Early detection is one of the most important aspects of treating Alzheimer's disease. By diagnosing the condition early, seniors can take proactive steps to slow cognitive decline or take advantage of memory care. This can often be difficult, however, because it's hard to tell what are early indicators of Alzheimer's and what are simply small lapses in memory. Researchers from Johns Hopkins believe they have found a potential method to weed out the confusion.

To accurately predict whether seniors move from mild cognitive impairment to dementia, researchers relied on scores from cognitive tests performed by more than 550 people between 1996 and 2004 - approximately 540 of whom had some form of cognitive problems at the beginning of the tests. The assessments measured tasks such as memory, language, attention and processing speed. scientists noticed that Alzheimer's tended to affect the scores related to some functions earlier than others. This is important, because it may give doctors the opportunity to diagnose the disease before more severe symptoms take hold.

"If we are going to have any hope of helping patients with Alzheimer's disease, we need to do it as early as possible," said study leader Dr. David J. Schretlen. "Once the brain deteriorates, there's no coming back."

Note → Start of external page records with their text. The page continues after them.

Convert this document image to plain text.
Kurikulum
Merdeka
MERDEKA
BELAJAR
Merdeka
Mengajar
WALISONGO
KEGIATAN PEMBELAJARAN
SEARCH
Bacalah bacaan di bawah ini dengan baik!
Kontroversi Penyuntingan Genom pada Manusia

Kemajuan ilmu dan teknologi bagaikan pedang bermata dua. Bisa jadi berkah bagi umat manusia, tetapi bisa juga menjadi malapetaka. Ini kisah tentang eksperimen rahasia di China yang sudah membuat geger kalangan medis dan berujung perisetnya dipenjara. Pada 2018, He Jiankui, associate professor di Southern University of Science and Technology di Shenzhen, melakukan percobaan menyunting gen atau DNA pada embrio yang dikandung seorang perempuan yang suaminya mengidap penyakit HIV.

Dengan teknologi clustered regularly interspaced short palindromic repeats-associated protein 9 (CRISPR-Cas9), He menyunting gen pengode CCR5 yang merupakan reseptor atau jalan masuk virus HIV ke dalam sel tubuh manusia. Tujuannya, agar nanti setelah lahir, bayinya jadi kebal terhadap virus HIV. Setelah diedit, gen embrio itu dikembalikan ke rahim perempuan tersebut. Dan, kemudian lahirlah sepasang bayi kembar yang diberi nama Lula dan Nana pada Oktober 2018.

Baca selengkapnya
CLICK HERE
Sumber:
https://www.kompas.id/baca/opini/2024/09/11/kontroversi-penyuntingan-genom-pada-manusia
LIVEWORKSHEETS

While the findings, which were published recently in the journal Neuropsychology, might represent a significant step forward in the diagnosis and treatment of Alzheimer's, challenges still exist. Most significantly, older adults are not routinely screened for cognitive decline, experts say. As a remedy, Schretlen recommended adults 55 and older should get screened once every five years whether they are experiencing symptoms or not.